ECLI:NL:GHARL:2025:7502
Gerechtshof Arnhem-Leeuwarden
- Hoger beroep
- Rechtspraak.nl
Aanpassing voorlopige zorgregeling in hoger beroep wegens niet-uitvoering door ouders en kindsignalen
In deze zaak heeft het Gerechtshof Arnhem-Leeuwarden op 25 november 2025 uitspraak gedaan in hoger beroep over een voorlopige zorgregeling tussen ouders en hun kinderen. De vader, appellant, heeft hoger beroep ingesteld tegen een vonnis van de voorzieningenrechter in de rechtbank Overijssel, dat op 14 mei 2025 werd uitgesproken. De moeder, geïntimeerde, heeft verweer gevoerd en verzocht om de vader niet-ontvankelijk te verklaren in zijn hoger beroep. De ouders hebben gezamenlijk het ouderlijk gezag over twee minderjarige kinderen, geboren in 2018 en 2023. De kinderen wonen bij de vader. De moeder heeft in eerste aanleg verzocht om een voorlopige zorgregeling, die door de voorzieningenrechter is vastgesteld, maar niet wordt nageleefd.
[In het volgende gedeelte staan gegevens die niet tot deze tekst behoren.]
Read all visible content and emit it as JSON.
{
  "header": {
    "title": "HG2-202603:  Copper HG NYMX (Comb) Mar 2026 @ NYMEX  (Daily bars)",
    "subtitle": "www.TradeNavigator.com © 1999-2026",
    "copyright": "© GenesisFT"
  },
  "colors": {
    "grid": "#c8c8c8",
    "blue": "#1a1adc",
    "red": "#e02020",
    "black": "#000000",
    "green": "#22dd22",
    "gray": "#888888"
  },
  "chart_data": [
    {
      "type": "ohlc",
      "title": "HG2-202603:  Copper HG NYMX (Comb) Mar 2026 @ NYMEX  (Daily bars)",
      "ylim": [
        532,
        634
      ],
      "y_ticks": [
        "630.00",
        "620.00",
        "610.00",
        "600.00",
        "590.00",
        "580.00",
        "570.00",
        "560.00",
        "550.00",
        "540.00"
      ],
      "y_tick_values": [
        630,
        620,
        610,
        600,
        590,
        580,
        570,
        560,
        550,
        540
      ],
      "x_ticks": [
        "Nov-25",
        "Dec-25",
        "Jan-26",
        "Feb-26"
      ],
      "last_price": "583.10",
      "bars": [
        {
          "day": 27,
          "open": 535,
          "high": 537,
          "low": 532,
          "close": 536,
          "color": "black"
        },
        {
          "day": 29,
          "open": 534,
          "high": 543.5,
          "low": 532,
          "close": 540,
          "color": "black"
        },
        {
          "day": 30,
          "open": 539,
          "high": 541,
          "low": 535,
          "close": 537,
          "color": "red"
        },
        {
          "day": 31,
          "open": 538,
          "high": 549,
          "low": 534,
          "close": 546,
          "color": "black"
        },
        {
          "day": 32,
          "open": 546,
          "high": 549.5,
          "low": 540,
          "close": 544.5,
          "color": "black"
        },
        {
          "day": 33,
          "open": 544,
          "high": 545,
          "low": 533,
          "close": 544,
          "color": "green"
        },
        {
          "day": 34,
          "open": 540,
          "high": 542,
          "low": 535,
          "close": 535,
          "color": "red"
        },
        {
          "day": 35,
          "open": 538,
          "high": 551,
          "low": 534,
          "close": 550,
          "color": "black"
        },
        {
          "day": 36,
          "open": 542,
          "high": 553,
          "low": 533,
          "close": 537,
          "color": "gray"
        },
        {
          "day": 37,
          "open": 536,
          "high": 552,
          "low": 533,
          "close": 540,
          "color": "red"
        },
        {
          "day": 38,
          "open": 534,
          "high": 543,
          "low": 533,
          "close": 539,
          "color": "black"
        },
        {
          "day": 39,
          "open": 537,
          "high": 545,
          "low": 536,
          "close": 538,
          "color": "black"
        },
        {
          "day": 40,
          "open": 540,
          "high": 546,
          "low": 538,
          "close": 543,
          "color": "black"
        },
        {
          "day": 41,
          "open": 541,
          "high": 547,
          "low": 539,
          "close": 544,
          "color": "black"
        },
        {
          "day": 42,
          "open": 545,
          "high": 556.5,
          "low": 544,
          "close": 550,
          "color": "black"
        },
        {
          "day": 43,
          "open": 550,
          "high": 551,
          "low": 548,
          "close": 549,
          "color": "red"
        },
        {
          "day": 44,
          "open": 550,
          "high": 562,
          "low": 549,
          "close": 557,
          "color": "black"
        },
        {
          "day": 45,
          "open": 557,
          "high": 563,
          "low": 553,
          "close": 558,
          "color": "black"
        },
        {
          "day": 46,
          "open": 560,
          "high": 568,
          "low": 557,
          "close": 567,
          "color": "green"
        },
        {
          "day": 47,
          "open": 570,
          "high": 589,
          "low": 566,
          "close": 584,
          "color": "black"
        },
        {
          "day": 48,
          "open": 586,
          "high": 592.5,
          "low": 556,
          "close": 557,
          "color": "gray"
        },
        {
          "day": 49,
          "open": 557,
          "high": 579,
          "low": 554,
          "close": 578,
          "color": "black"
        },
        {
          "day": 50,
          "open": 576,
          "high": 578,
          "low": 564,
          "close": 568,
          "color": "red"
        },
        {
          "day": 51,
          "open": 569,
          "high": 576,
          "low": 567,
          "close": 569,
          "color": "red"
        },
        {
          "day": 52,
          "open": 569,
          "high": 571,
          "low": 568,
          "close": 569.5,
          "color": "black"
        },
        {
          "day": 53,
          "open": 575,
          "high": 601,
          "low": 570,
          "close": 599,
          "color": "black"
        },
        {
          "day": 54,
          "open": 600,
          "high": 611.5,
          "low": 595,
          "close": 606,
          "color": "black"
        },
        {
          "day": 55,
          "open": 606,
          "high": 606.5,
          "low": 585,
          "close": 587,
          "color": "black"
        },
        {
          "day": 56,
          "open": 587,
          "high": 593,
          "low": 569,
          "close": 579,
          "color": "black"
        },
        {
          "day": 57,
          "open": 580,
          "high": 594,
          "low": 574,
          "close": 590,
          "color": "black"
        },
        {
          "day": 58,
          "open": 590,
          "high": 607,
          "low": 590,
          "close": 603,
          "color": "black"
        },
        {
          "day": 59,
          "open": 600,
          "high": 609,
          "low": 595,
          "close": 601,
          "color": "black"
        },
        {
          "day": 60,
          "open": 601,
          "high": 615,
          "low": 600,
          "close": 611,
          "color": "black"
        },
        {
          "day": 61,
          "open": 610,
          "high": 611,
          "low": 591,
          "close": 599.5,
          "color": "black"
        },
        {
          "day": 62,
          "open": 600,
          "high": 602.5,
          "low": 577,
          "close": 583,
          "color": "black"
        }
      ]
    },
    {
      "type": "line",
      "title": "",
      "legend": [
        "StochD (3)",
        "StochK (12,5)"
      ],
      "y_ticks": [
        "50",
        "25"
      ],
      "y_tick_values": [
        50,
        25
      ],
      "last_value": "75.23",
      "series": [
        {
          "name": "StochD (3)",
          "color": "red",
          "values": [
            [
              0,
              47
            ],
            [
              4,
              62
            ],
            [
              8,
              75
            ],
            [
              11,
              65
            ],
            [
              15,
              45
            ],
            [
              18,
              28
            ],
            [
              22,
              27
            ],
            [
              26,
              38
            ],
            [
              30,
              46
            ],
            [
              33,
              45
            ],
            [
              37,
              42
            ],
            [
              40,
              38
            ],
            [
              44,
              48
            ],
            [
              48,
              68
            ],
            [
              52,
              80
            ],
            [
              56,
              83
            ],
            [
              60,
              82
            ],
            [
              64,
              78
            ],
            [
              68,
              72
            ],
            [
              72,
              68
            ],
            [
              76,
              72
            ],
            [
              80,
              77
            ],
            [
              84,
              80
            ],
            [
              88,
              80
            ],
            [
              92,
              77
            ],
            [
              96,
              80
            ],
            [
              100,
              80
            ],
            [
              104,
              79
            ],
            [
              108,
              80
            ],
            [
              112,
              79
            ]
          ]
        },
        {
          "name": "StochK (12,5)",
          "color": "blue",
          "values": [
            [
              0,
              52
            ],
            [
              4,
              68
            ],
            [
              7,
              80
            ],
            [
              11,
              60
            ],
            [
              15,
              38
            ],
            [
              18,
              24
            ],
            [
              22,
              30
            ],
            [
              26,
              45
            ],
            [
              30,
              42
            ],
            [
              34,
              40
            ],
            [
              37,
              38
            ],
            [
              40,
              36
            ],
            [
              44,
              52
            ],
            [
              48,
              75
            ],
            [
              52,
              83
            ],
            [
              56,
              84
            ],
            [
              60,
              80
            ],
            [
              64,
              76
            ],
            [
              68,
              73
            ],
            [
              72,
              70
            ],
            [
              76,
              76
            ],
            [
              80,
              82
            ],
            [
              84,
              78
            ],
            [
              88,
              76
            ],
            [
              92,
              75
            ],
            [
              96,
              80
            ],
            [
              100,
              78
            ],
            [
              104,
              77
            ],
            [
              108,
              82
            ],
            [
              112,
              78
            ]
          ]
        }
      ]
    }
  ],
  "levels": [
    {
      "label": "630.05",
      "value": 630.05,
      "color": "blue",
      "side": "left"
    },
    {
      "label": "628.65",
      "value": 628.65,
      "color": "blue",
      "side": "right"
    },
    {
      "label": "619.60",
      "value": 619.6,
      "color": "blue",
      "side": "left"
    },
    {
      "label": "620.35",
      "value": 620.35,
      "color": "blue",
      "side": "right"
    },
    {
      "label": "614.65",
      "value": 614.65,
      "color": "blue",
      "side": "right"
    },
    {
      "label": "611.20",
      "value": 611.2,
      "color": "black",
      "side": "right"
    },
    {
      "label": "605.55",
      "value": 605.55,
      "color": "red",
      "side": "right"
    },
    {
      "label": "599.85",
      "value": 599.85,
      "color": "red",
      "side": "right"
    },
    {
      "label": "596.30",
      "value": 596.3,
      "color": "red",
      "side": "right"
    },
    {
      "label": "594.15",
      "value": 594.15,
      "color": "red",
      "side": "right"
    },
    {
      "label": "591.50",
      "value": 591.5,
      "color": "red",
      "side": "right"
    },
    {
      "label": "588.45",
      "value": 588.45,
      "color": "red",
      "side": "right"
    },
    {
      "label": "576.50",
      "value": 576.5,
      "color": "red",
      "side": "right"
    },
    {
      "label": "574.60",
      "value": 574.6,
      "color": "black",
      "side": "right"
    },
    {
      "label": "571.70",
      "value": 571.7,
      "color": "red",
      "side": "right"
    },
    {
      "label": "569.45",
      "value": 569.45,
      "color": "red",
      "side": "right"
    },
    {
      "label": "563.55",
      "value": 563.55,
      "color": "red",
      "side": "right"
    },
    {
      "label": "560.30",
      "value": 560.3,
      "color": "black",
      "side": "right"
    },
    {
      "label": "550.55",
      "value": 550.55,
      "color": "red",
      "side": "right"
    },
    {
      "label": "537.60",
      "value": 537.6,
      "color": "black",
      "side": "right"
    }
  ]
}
Het hof heeft vastgesteld dat de communicatie tussen de ouders ernstig verstoord is en dat er zorgen zijn over de psychische toestand van de moeder. De raad voor de kinderbescherming heeft onderzoek gedaan en geadviseerd om hulpverlening in te schakelen voor de kinderen, met name voor de oudste, die heftig reageert op contact met de moeder. Het hof heeft de voorlopige zorgregeling tussen de moeder en de jongste, [minderjarige2], aangepast en onder regie van een hulpverleningsinstantie verder vormgegeven. Het hof heeft het bestreden vonnis vernietigd en de proceskosten gecompenseerd.